S'il fut l'ultime tentative de résister à l'ethnocide, le massacre de Wounded Knee en 1890 marqua la fin des « guerres indiennes ». Un pauvre monument et une fosse commune marquent l'endroit. Mais le lieu est aussi symbolique pour des raisons plus contemporaines.

En effet, début 1973, pour alerter sur leurs conditions de vie indignes, de nombreuse s violations des droits humains et en résistance contre le programme de terreur visant à éliminer les membres de l'American Indian Movement (AIM), l'AIM et ses soutiens locaux occupent Wounded Knee, proche de la réserve Sioux Lakota de Pine Ridge. A nouveau, on y envoie la troupe…

« Une résistance au colonialisme » déclarera alors Russel Means, l'un des leaders de l'AIM. L'occupation durera 71 jours, fera plusieurs morts et il s'ensuivra dans les deux années suivantes, de nombreux assassinats de militants amérindiens ainsi que des emprisonnements au terme fausses accusations et de procès truqués. Notamment celui de Leonard Peltier, incarcéré depuis 1976…

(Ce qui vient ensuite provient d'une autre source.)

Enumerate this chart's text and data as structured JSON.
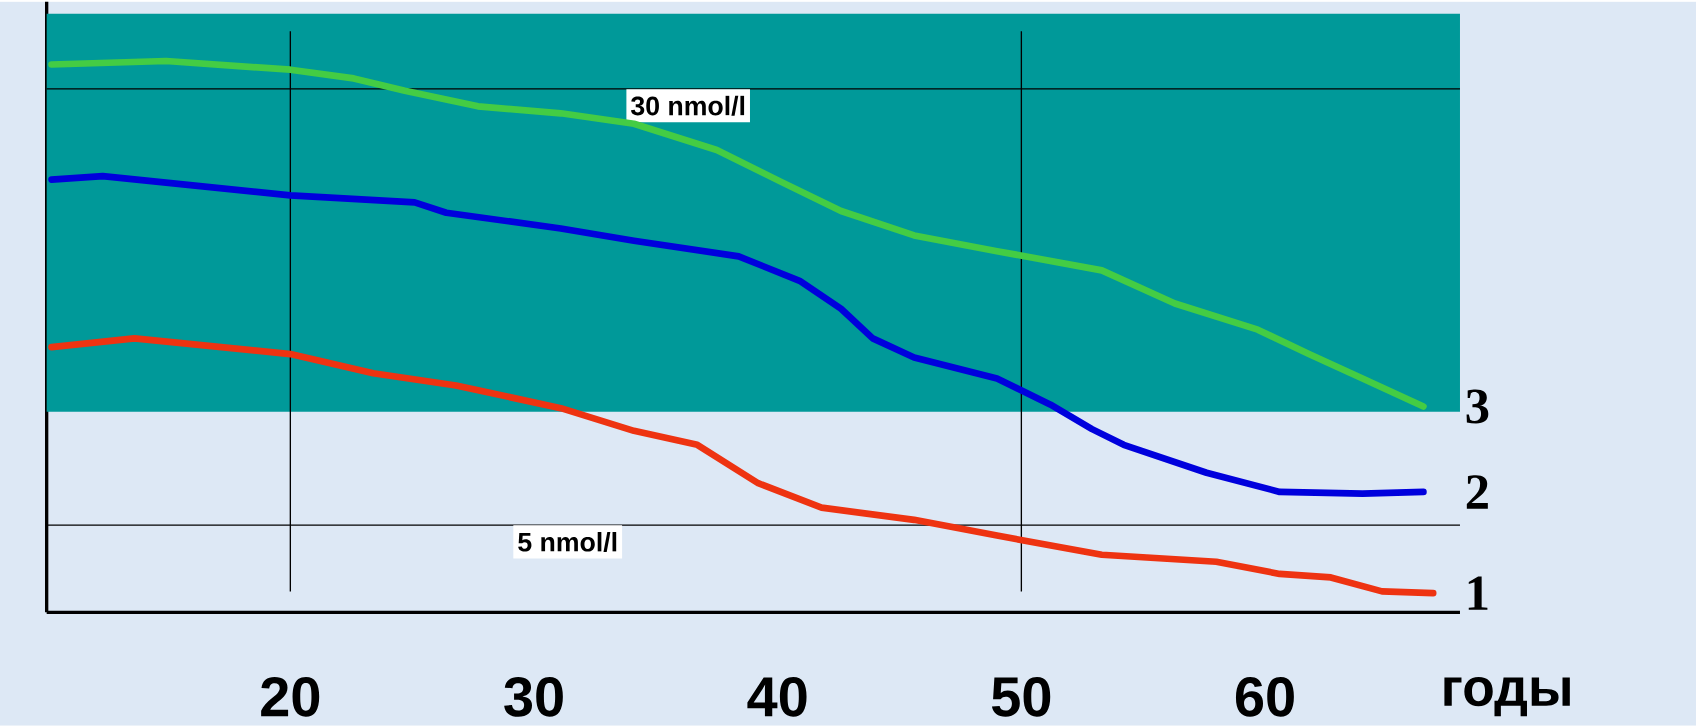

Mais ces événements vont contribuer à ce que la réserve de Pine Ridge dispose enfin d'une radio locale, d'un petit collège et d'un dispensaire. Même si elle demeure l'un des lieux les plus pauvres des Etats-Unis. En 1986, une première chevauchée de 300 miles (480 km) rallie Wounded Knee et en décembre 1990, la chevauchée du centenaire sera plus médiatisée, notamment en France grâce à Sur la piste de Big Foot, superbe reportage photographique et livre de Guy Le Querrec avec le producteur Jean Rochard

Au terme de plusieurs années de rencontres sur place, la cinéaste Stéphanie Gillard, frappée à la lecture de cet ouvrage préfacé par Jim Harrison, décide de tourner The ride suivant l'un de ses longs et difficiles périples à cheval dans la neige et le froid. Au-delà d'une commémoration des ancêtres massacrés, c'est surtout l'occasion pour les plus vieux de transmettre aux jeunes la mémoire telle que contée par les survivants, leurs grands-parents et arrière grands-parents. Et c'est ce moment d'intense communion, de réappropriation identitaire que The ride montre parfaitement.

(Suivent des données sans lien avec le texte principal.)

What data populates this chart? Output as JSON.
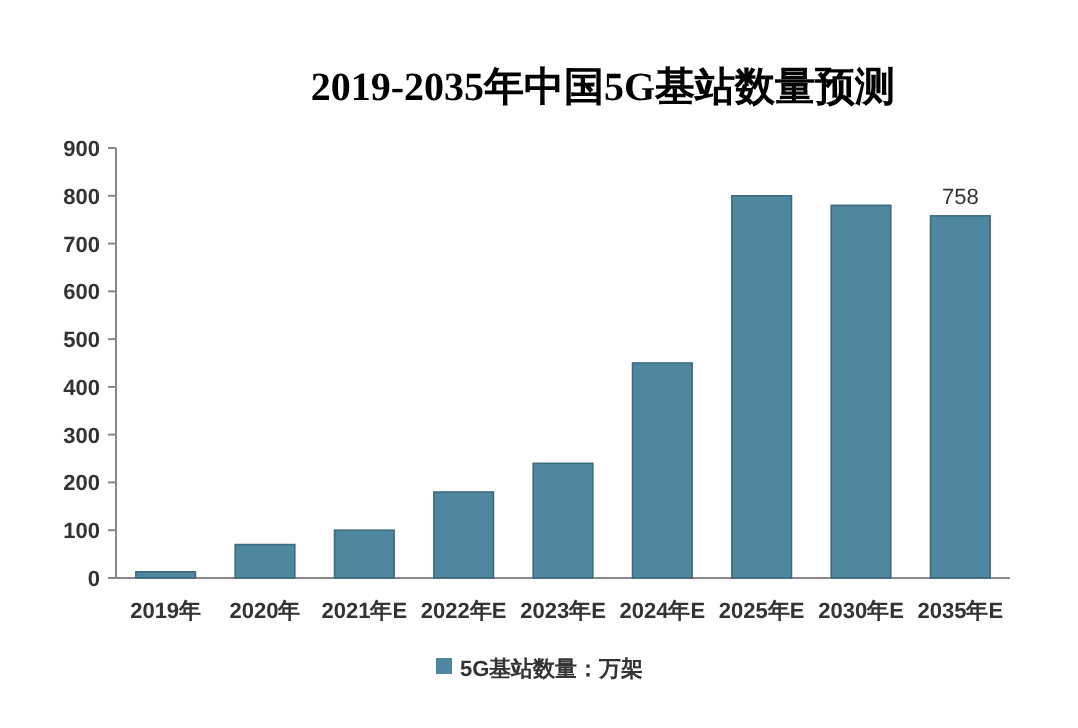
{
  "chart_data": {
    "type": "bar",
    "title": "2019-2035年中国5G基站数量预测",
    "categories": [
      "2019年",
      "2020年",
      "2021年E",
      "2022年E",
      "2023年E",
      "2024年E",
      "2025年E",
      "2030年E",
      "2035年E"
    ],
    "series": [
      {
        "name": "5G基站数量：万架",
        "color": "#4f86a0",
        "values": [
          13,
          70,
          100,
          180,
          240,
          450,
          800,
          780,
          758
        ]
      }
    ],
    "value_labels": [
      null,
      null,
      null,
      null,
      null,
      null,
      null,
      null,
      "758"
    ],
    "ylim": [
      0,
      900
    ],
    "yticks": [
      0,
      100,
      200,
      300,
      400,
      500,
      600,
      700,
      800,
      900
    ],
    "legend": "bottom",
    "grid": false
  }
}
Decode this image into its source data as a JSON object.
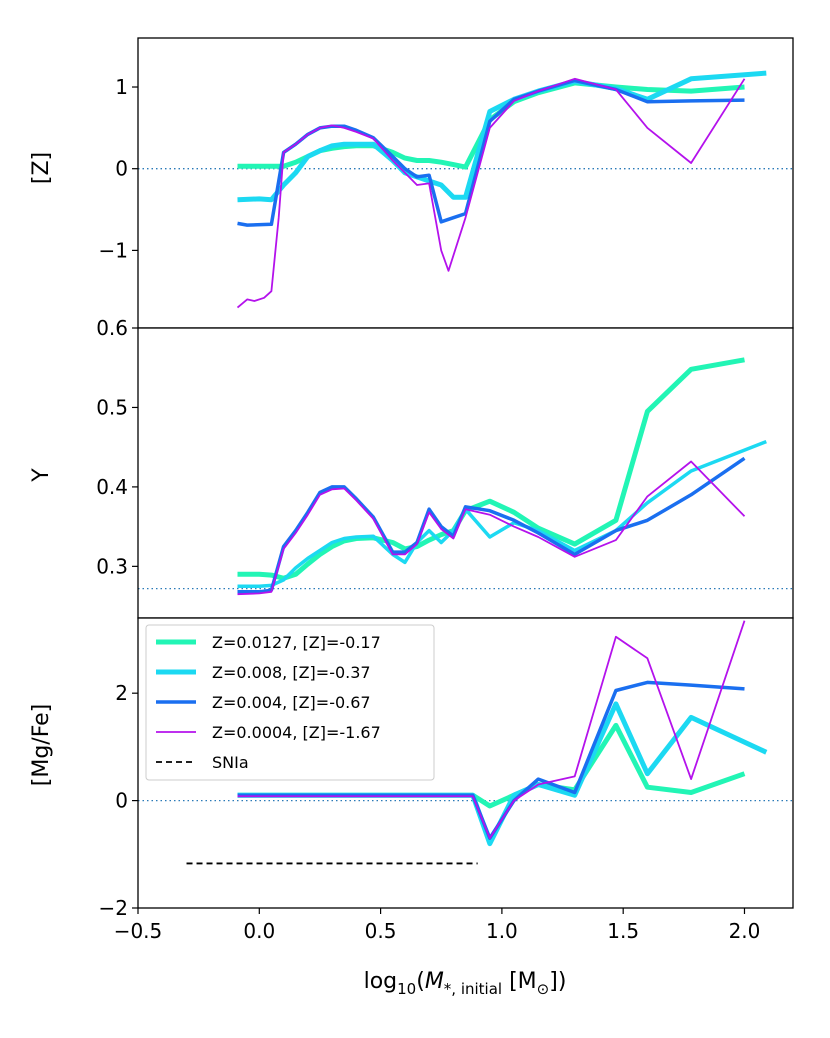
{
  "chart_data": {
    "type": "line",
    "xlabel": {
      "prefix": "log",
      "sub": "10",
      "open": "(",
      "var": "M",
      "varsub": "*, initial",
      "unit": " [M",
      "unitsub": "⊙",
      "close": "])"
    },
    "xlim": [
      -0.5,
      2.2
    ],
    "xticks": [
      -0.5,
      0.0,
      0.5,
      1.0,
      1.5,
      2.0
    ],
    "xtick_labels": [
      "−0.5",
      "0.0",
      "0.5",
      "1.0",
      "1.5",
      "2.0"
    ],
    "legend": {
      "placement": "upper-left of bottom panel",
      "entries": [
        {
          "label": "Z=0.0127, [Z]=-0.17",
          "color": "#22f5b5"
        },
        {
          "label": "Z=0.008, [Z]=-0.37",
          "color": "#1cd9f2"
        },
        {
          "label": "Z=0.004, [Z]=-0.67",
          "color": "#1a6ff0"
        },
        {
          "label": "Z=0.0004, [Z]=-1.67",
          "color": "#b412ec"
        },
        {
          "label": "SNIa",
          "color": "#000000",
          "dashed": true
        }
      ]
    },
    "panels": [
      {
        "name": "Z",
        "ylabel": "[Z]",
        "ylim": [
          -1.95,
          1.6
        ],
        "yticks": [
          -1,
          0,
          1
        ],
        "ytick_labels": [
          "−1",
          "0",
          "1"
        ],
        "reference_line": 0,
        "series": [
          {
            "name": "Z=0.0127, [Z]=-0.17",
            "color": "#22f5b5",
            "width": 5,
            "x": [
              -0.09,
              0.05,
              0.1,
              0.15,
              0.2,
              0.25,
              0.3,
              0.35,
              0.4,
              0.47,
              0.55,
              0.6,
              0.65,
              0.7,
              0.75,
              0.8,
              0.85,
              0.95,
              1.05,
              1.15,
              1.3,
              1.47,
              1.6,
              1.78,
              2.0
            ],
            "y": [
              0.03,
              0.03,
              0.03,
              0.08,
              0.15,
              0.22,
              0.25,
              0.27,
              0.28,
              0.28,
              0.2,
              0.13,
              0.1,
              0.1,
              0.08,
              0.05,
              0.02,
              0.6,
              0.82,
              0.93,
              1.05,
              1.0,
              0.97,
              0.95,
              1.0
            ]
          },
          {
            "name": "Z=0.008, [Z]=-0.37",
            "color": "#1cd9f2",
            "width": 5,
            "x": [
              -0.09,
              0.0,
              0.05,
              0.1,
              0.15,
              0.2,
              0.25,
              0.3,
              0.35,
              0.4,
              0.47,
              0.55,
              0.6,
              0.65,
              0.7,
              0.75,
              0.8,
              0.85,
              0.95,
              1.05,
              1.15,
              1.3,
              1.47,
              1.6,
              1.78,
              2.09
            ],
            "y": [
              -0.38,
              -0.37,
              -0.38,
              -0.2,
              -0.05,
              0.15,
              0.22,
              0.28,
              0.3,
              0.3,
              0.3,
              0.1,
              -0.05,
              -0.1,
              -0.15,
              -0.2,
              -0.35,
              -0.35,
              0.7,
              0.85,
              0.95,
              1.07,
              0.98,
              0.85,
              1.1,
              1.17
            ]
          },
          {
            "name": "Z=0.004, [Z]=-0.67",
            "color": "#1a6ff0",
            "width": 3.5,
            "x": [
              -0.09,
              -0.05,
              0.05,
              0.1,
              0.15,
              0.2,
              0.25,
              0.3,
              0.35,
              0.4,
              0.47,
              0.55,
              0.6,
              0.65,
              0.7,
              0.75,
              0.8,
              0.85,
              0.95,
              1.05,
              1.15,
              1.3,
              1.47,
              1.6,
              1.78,
              2.0
            ],
            "y": [
              -0.67,
              -0.69,
              -0.68,
              0.2,
              0.3,
              0.42,
              0.5,
              0.52,
              0.52,
              0.47,
              0.38,
              0.15,
              0.0,
              -0.1,
              -0.08,
              -0.65,
              -0.6,
              -0.55,
              0.58,
              0.85,
              0.95,
              1.08,
              0.97,
              0.82,
              0.83,
              0.84
            ]
          },
          {
            "name": "Z=0.0004, [Z]=-1.67",
            "color": "#b412ec",
            "width": 1.8,
            "x": [
              -0.09,
              -0.05,
              -0.02,
              0.02,
              0.05,
              0.08,
              0.1,
              0.15,
              0.2,
              0.25,
              0.3,
              0.35,
              0.4,
              0.47,
              0.55,
              0.6,
              0.65,
              0.7,
              0.75,
              0.78,
              0.85,
              0.95,
              1.05,
              1.15,
              1.3,
              1.47,
              1.6,
              1.78,
              2.0
            ],
            "y": [
              -1.7,
              -1.6,
              -1.62,
              -1.58,
              -1.5,
              -0.6,
              0.2,
              0.3,
              0.42,
              0.5,
              0.53,
              0.5,
              0.45,
              0.37,
              0.1,
              -0.05,
              -0.2,
              -0.18,
              -1.0,
              -1.25,
              -0.6,
              0.5,
              0.83,
              0.95,
              1.1,
              0.97,
              0.5,
              0.07,
              1.1
            ]
          }
        ]
      },
      {
        "name": "Y",
        "ylabel": "Y",
        "ylim": [
          0.235,
          0.6
        ],
        "yticks": [
          0.3,
          0.4,
          0.5,
          0.6
        ],
        "ytick_labels": [
          "0.3",
          "0.4",
          "0.5",
          "0.6"
        ],
        "reference_line": 0.272,
        "series": [
          {
            "name": "Z=0.0127, [Z]=-0.17",
            "color": "#22f5b5",
            "width": 5,
            "x": [
              -0.09,
              0.0,
              0.05,
              0.1,
              0.15,
              0.2,
              0.25,
              0.3,
              0.35,
              0.4,
              0.47,
              0.55,
              0.6,
              0.65,
              0.7,
              0.75,
              0.8,
              0.85,
              0.95,
              1.05,
              1.15,
              1.3,
              1.47,
              1.6,
              1.78,
              2.0
            ],
            "y": [
              0.29,
              0.29,
              0.289,
              0.285,
              0.29,
              0.303,
              0.315,
              0.325,
              0.332,
              0.335,
              0.336,
              0.33,
              0.322,
              0.325,
              0.333,
              0.34,
              0.345,
              0.37,
              0.382,
              0.368,
              0.348,
              0.328,
              0.358,
              0.495,
              0.548,
              0.56
            ]
          },
          {
            "name": "Z=0.008, [Z]=-0.37",
            "color": "#1cd9f2",
            "width": 3.5,
            "x": [
              -0.09,
              0.0,
              0.05,
              0.1,
              0.15,
              0.2,
              0.25,
              0.3,
              0.35,
              0.4,
              0.47,
              0.55,
              0.6,
              0.65,
              0.7,
              0.75,
              0.8,
              0.85,
              0.95,
              1.05,
              1.15,
              1.3,
              1.47,
              1.6,
              1.78,
              2.09
            ],
            "y": [
              0.275,
              0.275,
              0.276,
              0.283,
              0.298,
              0.31,
              0.32,
              0.33,
              0.335,
              0.337,
              0.338,
              0.315,
              0.305,
              0.33,
              0.345,
              0.33,
              0.345,
              0.372,
              0.337,
              0.355,
              0.345,
              0.32,
              0.345,
              0.38,
              0.42,
              0.457
            ]
          },
          {
            "name": "Z=0.004, [Z]=-0.67",
            "color": "#1a6ff0",
            "width": 3.5,
            "x": [
              -0.09,
              0.0,
              0.05,
              0.1,
              0.15,
              0.2,
              0.25,
              0.3,
              0.35,
              0.4,
              0.47,
              0.55,
              0.6,
              0.65,
              0.7,
              0.75,
              0.8,
              0.85,
              0.95,
              1.05,
              1.15,
              1.3,
              1.47,
              1.6,
              1.78,
              2.0
            ],
            "y": [
              0.268,
              0.268,
              0.27,
              0.325,
              0.345,
              0.368,
              0.393,
              0.4,
              0.4,
              0.385,
              0.362,
              0.318,
              0.318,
              0.33,
              0.372,
              0.35,
              0.338,
              0.375,
              0.37,
              0.358,
              0.342,
              0.315,
              0.345,
              0.358,
              0.39,
              0.436
            ]
          },
          {
            "name": "Z=0.0004, [Z]=-1.67",
            "color": "#b412ec",
            "width": 1.8,
            "x": [
              -0.09,
              0.0,
              0.05,
              0.1,
              0.15,
              0.2,
              0.25,
              0.3,
              0.35,
              0.4,
              0.47,
              0.55,
              0.6,
              0.65,
              0.7,
              0.75,
              0.8,
              0.85,
              0.95,
              1.05,
              1.15,
              1.3,
              1.47,
              1.6,
              1.78,
              2.0
            ],
            "y": [
              0.265,
              0.266,
              0.268,
              0.322,
              0.342,
              0.365,
              0.39,
              0.397,
              0.398,
              0.383,
              0.36,
              0.315,
              0.315,
              0.328,
              0.368,
              0.347,
              0.335,
              0.372,
              0.365,
              0.35,
              0.337,
              0.312,
              0.333,
              0.388,
              0.432,
              0.363
            ]
          }
        ]
      },
      {
        "name": "MgFe",
        "ylabel": "[Mg/Fe]",
        "ylim": [
          -2.0,
          3.4
        ],
        "yticks": [
          -2,
          0,
          2
        ],
        "ytick_labels": [
          "−2",
          "0",
          "2"
        ],
        "reference_line": 0,
        "snia": {
          "x": [
            -0.3,
            0.9
          ],
          "y": -1.17
        },
        "series": [
          {
            "name": "Z=0.0127, [Z]=-0.17",
            "color": "#22f5b5",
            "width": 5,
            "x": [
              -0.09,
              0.0,
              0.2,
              0.4,
              0.6,
              0.8,
              0.88,
              0.95,
              1.05,
              1.15,
              1.3,
              1.47,
              1.6,
              1.78,
              2.0
            ],
            "y": [
              0.1,
              0.1,
              0.1,
              0.1,
              0.1,
              0.1,
              0.1,
              -0.1,
              0.1,
              0.3,
              0.2,
              1.4,
              0.25,
              0.15,
              0.5
            ]
          },
          {
            "name": "Z=0.008, [Z]=-0.37",
            "color": "#1cd9f2",
            "width": 5,
            "x": [
              -0.09,
              0.0,
              0.2,
              0.4,
              0.6,
              0.8,
              0.88,
              0.95,
              1.05,
              1.15,
              1.3,
              1.47,
              1.6,
              1.78,
              2.09
            ],
            "y": [
              0.1,
              0.1,
              0.1,
              0.1,
              0.1,
              0.1,
              0.1,
              -0.8,
              0.1,
              0.3,
              0.1,
              1.8,
              0.5,
              1.55,
              0.9
            ]
          },
          {
            "name": "Z=0.004, [Z]=-0.67",
            "color": "#1a6ff0",
            "width": 3.5,
            "x": [
              -0.09,
              0.0,
              0.2,
              0.4,
              0.6,
              0.8,
              0.88,
              0.95,
              1.05,
              1.15,
              1.3,
              1.47,
              1.6,
              1.78,
              2.0
            ],
            "y": [
              0.1,
              0.1,
              0.1,
              0.1,
              0.1,
              0.1,
              0.1,
              -0.7,
              0.0,
              0.4,
              0.15,
              2.05,
              2.2,
              2.15,
              2.08
            ]
          },
          {
            "name": "Z=0.0004, [Z]=-1.67",
            "color": "#b412ec",
            "width": 1.8,
            "x": [
              -0.09,
              0.0,
              0.2,
              0.4,
              0.6,
              0.8,
              0.88,
              0.95,
              1.05,
              1.15,
              1.3,
              1.47,
              1.6,
              1.78,
              2.0
            ],
            "y": [
              0.08,
              0.08,
              0.08,
              0.08,
              0.08,
              0.08,
              0.08,
              -0.7,
              0.0,
              0.3,
              0.45,
              3.05,
              2.65,
              0.4,
              3.35
            ]
          }
        ]
      }
    ]
  }
}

Outre la beauté des images et la grande proximité avec les cavalières et cavaliers, Stéphanie Gillard a réussi à évoquer tout ce que les États-Unis -nation bâtie sur un génocide- refusent de voir : « Pendant ce voyage, les cavaliers nous racontent leur vie et ce qui s'est passé sur cette même route il y a 125 ans. Ils racontent ce que les États-Unis ont fait à leur nation, ce qu'ils ont eux-mêmes vécu : évangélisation, acculturation, destruction de leur langue, vol des terres de façon constante et insidieuse. »

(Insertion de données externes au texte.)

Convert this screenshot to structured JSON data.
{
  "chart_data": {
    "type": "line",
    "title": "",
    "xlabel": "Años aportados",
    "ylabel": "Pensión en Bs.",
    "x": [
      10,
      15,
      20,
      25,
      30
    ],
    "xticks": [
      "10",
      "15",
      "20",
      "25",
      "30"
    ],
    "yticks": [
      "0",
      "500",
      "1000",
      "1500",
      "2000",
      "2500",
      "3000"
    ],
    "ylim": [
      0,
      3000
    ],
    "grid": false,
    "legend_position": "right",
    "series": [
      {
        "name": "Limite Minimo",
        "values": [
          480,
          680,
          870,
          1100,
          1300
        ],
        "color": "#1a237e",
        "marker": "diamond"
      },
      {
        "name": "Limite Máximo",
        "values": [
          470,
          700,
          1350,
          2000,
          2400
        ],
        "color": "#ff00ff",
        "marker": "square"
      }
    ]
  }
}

Un rendez-vous d'importance pour les jeunes des réserves dont l'avenir est sombre et l'espérance de vie courte… « Pendant les 15 jours de la chevauchée, ces hommes se ressaisissent de leur Histoire, la tête haute. Ils sortent de l'esprit de prostration dans lequel on dépeint si souvent la réserve. Ils ne sont plus des victimes, des assistés, des alcooliques, des chômeurs, des suicidaires, des gens sans avenir et sans culture, mais, en faisant face au froid, à la neige, à la faim, mais aussi au regard des autres, ils sont courage, solidarité et dignité (…) lls se ressaisissent de leur Histoire pour qu'elle ne soit pas oubliée, pour dire l'importance de la mémoire et pour la transmettre, en même temps que leurs valeurs, à la jeune génération. C'est un cheminement pour devenir soi, simplement, redevenir Lakota.»

Parmi les nombreuses scènes, superbes et fortes en émotion de The ride, celle, filmée dans un pick-up un jour de repos où trois des jeunes cavaliers regardent la vidéo de Little big man, le premier western américain (d'Arthur Penn) où les Indiens ne sont pas montrés comme des brutes sanguinaires…

S'il peut sembler loin de nos préoccupations quotidiennes, The ride confronte l'Amérique à sa propre histoire, un bon rappel, à l'heure où Trump y prône discrimination et exclusion. Et les valeurs qui y sont transmises sont universelles.

The ride, réalisé par Stéphanie Gillard. 1h27.